Lab tests with the fluid-filled bladder prototype

Written informed consent was obtained from all participants. Measurements were performed with the subjects in a relaxed sitting position with the arms lightly resting on a table. The sensors of the prototype CNAP2GO and of the CNAP Monitor HD (used as reference) were placed on opposite hands. Measurements were performed simultaneously on index fingers, then simultaneously on middle fingers before switching the sensors between hands and repeating the procedure again on index and on middle fingers.

In order to obtain a finger oscillometric curve, finger cuff pressure was stepwise increased from 0 to 200 mmHg with approx. 2 mmHg/s.
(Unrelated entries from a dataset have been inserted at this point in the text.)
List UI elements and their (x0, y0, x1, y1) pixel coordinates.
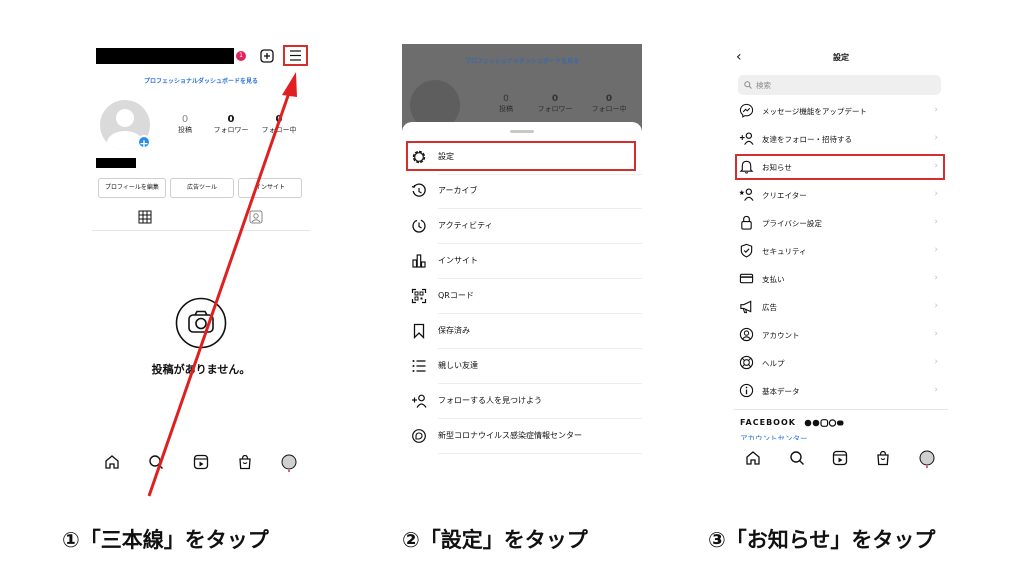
arrow-shaft (147, 89, 292, 497)
arrowhead-icon (282, 72, 297, 97)
step3-caption: ③「お知らせ」をタップ (708, 528, 936, 552)
step1-caption: ①「三本線」をタップ (62, 528, 269, 552)
tap-arrow-annotation (147, 72, 297, 497)
step2-caption: ②「設定」をタップ (402, 528, 588, 552)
Cuff pressure was then plotted versus maximum light amplitude to visually compare the results obtained with the fluid-filled bladder prototype with the standard CNAP Monitor HD. While it was not expected that the prototype CNAP2GO would result in identical curves as the reference CNAP Monitor HD, the quality of the relationship between cuff pressure and maximum light amplitude was investigated: visual assessment found that the fluid-filled bladder driven by the slow actuator (infusion pump) provided oscillometric envelopes with a quality comparable to those provided by the CNAP Monitor HD (see Figs. 9, 10 and 11).